Dee eventually gets back to the studio to find the role has been recast as she is now two hours late. It is revealed the role will now be played by The Waitress (Mary Elizabeth Ellis). Dee begs the assistant for another role, and he gives her the role of an abused housewife. As she leaves, she is hit by the car driven by Dennis, who was arguing with the Gang. The Gang then decides to put Dee in the trunk of the car and leave the set.

==Production==
===Development===
In November 2021, it was reported that the fifth episode of the fifteenth season would be titled "The Gang Goes to Ireland", and was to be directed by executive producer Megan Ganz and written by main cast members Rob McElhenney, Charlie Day and Glenn Howerton. This was Ganz's 1st directing credit, McElhenney's 56th writing credit, Day's 62nd writing credit, and Howerton's 44th writing credit.

===Filming===
In August and September 2021, images circulated where the cast teased that they were filming in Ireland. In November 2021, it was confirmed that the series would have episodes set in Ireland.
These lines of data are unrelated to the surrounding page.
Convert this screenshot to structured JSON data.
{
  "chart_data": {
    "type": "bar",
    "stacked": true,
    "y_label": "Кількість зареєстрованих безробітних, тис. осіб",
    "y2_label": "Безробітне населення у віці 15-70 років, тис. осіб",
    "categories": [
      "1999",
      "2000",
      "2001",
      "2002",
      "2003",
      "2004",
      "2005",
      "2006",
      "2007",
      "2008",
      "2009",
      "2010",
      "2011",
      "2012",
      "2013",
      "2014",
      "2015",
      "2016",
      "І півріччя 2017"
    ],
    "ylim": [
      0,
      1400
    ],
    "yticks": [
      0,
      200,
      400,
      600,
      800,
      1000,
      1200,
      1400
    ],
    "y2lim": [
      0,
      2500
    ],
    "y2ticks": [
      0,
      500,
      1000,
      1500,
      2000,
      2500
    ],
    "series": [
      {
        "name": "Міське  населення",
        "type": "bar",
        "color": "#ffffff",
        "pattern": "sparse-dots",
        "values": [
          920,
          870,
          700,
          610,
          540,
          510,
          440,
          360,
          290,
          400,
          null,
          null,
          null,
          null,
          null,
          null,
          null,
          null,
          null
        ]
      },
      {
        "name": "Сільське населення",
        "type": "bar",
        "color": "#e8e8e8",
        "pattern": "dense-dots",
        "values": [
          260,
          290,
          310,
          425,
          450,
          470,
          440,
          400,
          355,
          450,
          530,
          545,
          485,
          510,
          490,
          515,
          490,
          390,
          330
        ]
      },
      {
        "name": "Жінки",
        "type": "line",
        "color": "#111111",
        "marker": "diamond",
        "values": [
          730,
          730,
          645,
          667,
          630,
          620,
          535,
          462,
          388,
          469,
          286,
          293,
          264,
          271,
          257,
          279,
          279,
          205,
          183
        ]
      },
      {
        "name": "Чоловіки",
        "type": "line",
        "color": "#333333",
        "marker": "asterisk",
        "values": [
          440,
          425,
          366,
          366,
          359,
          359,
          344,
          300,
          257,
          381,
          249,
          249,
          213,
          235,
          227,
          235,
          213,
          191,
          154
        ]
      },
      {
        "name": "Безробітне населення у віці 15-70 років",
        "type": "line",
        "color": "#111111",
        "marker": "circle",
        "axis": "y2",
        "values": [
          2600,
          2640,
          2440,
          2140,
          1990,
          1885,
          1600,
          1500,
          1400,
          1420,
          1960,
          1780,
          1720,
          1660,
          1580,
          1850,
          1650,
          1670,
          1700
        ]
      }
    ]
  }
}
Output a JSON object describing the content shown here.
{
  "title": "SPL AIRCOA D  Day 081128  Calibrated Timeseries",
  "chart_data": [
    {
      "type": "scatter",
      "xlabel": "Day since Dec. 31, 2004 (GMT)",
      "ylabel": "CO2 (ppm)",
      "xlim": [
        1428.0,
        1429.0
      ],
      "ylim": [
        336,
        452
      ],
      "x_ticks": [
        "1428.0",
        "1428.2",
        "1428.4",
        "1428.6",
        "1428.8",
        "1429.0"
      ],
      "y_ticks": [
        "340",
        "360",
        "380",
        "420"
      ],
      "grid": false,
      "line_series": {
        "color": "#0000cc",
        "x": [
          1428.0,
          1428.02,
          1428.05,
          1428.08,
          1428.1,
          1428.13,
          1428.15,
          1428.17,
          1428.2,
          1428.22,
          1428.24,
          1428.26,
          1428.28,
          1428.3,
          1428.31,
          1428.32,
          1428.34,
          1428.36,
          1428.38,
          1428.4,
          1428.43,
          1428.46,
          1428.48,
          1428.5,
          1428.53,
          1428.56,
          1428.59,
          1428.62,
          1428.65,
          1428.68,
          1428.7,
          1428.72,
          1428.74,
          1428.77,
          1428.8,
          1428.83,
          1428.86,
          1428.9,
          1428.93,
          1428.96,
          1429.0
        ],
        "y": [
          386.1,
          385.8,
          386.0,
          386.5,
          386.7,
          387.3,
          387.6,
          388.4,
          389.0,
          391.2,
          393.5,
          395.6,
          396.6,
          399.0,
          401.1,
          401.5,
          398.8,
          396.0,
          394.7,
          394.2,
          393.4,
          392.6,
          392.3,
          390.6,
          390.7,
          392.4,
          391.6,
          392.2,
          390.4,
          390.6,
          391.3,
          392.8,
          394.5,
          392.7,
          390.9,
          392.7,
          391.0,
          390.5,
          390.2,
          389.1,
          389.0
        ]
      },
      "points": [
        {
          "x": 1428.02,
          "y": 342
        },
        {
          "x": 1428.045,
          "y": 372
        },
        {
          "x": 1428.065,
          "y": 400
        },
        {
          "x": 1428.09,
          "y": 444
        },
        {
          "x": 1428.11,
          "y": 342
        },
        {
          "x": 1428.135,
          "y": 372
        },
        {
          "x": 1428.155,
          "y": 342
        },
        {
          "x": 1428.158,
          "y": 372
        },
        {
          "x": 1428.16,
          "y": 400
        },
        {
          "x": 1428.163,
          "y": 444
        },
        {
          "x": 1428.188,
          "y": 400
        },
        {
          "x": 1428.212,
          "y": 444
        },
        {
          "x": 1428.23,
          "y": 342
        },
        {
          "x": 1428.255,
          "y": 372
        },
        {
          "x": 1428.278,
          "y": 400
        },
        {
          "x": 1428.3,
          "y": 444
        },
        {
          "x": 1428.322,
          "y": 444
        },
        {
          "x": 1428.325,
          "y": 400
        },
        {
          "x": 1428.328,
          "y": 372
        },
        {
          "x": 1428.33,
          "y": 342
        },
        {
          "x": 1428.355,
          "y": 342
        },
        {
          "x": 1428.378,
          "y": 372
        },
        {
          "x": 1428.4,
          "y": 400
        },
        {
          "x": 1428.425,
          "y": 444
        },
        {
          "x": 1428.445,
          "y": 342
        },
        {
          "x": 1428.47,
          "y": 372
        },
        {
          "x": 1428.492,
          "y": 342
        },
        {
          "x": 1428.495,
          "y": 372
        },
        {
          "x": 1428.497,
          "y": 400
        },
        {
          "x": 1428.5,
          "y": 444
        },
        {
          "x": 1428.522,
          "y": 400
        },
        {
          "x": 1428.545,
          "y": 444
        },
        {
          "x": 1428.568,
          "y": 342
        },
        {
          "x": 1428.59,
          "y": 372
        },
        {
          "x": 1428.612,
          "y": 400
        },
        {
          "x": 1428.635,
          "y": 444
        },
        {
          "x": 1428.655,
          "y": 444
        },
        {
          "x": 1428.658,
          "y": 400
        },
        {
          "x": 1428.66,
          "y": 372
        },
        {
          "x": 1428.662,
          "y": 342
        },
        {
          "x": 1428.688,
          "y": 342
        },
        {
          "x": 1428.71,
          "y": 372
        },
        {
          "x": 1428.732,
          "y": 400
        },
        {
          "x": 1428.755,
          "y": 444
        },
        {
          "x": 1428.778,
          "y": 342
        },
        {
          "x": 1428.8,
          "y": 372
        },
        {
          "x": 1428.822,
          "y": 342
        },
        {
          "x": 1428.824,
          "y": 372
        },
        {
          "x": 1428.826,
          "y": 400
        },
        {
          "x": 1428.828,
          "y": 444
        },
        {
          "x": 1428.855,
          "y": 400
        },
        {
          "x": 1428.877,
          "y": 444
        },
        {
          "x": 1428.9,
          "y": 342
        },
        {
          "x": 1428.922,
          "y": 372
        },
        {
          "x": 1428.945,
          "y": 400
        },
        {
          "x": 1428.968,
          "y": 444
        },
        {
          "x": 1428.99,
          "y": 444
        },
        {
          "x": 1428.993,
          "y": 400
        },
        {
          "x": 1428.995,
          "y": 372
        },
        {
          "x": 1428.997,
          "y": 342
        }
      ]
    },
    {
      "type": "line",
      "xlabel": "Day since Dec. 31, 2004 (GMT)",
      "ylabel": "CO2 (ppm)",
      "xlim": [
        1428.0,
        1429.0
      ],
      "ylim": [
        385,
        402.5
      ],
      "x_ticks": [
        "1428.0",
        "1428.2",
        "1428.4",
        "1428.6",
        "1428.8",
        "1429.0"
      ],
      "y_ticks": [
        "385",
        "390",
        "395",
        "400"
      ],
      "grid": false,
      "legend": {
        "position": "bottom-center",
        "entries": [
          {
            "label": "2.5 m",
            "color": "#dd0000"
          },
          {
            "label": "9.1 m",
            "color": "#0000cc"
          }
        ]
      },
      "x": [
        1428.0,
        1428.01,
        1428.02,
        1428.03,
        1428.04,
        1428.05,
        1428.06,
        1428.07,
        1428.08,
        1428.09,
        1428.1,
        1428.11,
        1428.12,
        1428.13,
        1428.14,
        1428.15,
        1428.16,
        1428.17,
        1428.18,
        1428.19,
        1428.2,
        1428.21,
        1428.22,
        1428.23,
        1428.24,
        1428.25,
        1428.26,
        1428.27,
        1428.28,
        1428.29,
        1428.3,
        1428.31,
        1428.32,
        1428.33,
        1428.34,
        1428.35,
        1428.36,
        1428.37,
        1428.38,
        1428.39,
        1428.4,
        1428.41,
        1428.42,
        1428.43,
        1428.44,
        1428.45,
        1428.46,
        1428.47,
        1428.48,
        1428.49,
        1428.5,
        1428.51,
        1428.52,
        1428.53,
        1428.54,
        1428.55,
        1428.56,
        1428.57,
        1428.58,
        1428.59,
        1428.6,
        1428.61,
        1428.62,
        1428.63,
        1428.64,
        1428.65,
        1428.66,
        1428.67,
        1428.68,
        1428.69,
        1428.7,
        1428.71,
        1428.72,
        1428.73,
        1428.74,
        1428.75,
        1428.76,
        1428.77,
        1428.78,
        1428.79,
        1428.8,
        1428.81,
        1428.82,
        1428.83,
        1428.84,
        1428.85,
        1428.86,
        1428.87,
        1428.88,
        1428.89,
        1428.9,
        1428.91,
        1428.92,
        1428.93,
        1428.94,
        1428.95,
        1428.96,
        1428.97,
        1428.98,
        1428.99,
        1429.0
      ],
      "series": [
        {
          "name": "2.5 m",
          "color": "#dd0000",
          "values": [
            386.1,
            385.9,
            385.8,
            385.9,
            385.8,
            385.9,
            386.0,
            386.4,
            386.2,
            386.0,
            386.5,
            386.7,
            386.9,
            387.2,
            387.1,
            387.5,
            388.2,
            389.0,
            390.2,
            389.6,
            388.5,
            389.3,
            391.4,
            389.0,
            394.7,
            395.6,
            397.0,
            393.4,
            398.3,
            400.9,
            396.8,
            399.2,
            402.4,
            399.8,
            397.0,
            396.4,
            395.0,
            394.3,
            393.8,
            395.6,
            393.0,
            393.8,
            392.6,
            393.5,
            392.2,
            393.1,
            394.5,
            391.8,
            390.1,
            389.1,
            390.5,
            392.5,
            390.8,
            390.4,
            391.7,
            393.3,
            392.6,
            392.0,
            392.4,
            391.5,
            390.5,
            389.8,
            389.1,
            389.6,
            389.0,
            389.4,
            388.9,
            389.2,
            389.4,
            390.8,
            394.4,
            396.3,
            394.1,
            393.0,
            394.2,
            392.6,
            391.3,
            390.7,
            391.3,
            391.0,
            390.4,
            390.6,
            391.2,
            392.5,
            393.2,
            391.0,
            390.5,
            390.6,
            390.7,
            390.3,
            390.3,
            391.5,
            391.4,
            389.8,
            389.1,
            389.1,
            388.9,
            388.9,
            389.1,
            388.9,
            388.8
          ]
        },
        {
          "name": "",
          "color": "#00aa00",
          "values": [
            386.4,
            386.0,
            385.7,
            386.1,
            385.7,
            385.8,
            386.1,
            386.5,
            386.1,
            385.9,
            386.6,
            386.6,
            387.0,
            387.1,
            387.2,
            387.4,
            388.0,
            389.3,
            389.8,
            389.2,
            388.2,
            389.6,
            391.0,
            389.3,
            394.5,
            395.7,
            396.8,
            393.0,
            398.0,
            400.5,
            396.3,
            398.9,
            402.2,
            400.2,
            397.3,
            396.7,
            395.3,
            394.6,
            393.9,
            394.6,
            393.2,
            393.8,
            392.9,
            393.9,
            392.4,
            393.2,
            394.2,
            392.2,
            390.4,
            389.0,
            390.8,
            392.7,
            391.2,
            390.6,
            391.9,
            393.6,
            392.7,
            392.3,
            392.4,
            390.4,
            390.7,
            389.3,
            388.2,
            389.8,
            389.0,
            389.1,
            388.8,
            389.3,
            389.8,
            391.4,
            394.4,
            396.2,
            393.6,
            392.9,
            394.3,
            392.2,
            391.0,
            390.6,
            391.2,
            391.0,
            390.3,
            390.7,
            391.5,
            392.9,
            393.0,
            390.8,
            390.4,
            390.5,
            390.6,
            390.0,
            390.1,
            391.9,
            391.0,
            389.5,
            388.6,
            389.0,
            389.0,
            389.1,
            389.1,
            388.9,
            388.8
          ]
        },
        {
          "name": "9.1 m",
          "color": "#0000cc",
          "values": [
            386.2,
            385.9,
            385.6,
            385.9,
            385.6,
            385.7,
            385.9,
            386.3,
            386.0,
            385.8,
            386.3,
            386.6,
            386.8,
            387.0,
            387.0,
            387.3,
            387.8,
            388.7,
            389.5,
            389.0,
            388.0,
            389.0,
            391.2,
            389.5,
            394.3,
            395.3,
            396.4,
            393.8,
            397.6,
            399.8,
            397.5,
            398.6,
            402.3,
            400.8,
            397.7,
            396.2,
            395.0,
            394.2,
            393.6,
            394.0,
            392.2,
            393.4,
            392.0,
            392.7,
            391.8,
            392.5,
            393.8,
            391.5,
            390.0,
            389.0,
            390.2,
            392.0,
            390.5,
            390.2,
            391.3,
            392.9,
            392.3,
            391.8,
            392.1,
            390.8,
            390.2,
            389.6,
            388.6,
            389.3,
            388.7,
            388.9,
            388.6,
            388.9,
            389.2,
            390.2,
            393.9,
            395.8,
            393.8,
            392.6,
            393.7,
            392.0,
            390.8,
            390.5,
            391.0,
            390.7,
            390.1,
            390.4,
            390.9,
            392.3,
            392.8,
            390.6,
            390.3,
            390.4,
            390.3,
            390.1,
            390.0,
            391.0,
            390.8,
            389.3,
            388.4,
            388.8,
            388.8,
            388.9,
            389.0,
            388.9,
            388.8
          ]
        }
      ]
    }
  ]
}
However, due to COVID-19 restrictions in the country, the series used Bodega Bay, California as a stand-in for Ireland.

==Reception==
===Viewers===
In its original American broadcast, "The Gang Goes to Ireland" was seen by an estimated 0.285 million household viewers and gained a 0.13 ratings share among adults aged 18–49, according to Nielsen Media Research. This means that 0.13 percent of all households with televisions watched the episode. This was a 21% increase in viewership from the previous episode, which was watched by 0.235 million viewers with a 0.14 in the 18-49 demographics.

===Critical reviews===
"The Gang Goes to Ireland" received very positive reviews from critics. Dennis Perkins of The A.V. Club gave the episode a "B+" grade and wrote, "It's a maddeningly tough balance to find, and the fact that Sunny can still tiptoe right up to the edge so expertly remains a miracle of long-form TV storytelling. These two episodes give each member of the Gang enough narrative and thematic rope to allow them just a peek at the emerald sunlight outside of Paddy's, Philly, and their rats' nest of misdeeds and entanglements. They're still awful, naturally. But 'The Gang Goes To Ireland' and 'The Gang's Still In Ireland' serve as a skillfully constructed scaffold for when those five ropes inevitably snap taut."

Ross Bonaime of Collider wrote, "The trip to Ireland has both Charlie and Mac coming to grips with where they come from. It's astounding that after all this time, It's Always Sunny in Philadelphia can still expand this world, evolve these characters, and find new facets of these dynamics that we never even knew we wanted." Liz Shannon Miller of Consequence wrote, "Much of the latter part of the season ends up taking place in Ireland, for which the production did travel to the Emerald Isles for some location shooting. To explain what leads the gang there would take a very long time and wouldn't be nearly as amusing as watching it yourself, but the extended international trip features a fantastic guest star in Colm Meaney, some truly beautiful Irish vistas, and a lot of Gaelic jokes." Brian Tallerico of RogerEbert.com wrote, "The season really gets going when a series of events sends the gang to Ireland for the first time as multiple episodes unfold across the Atlantic Ocean."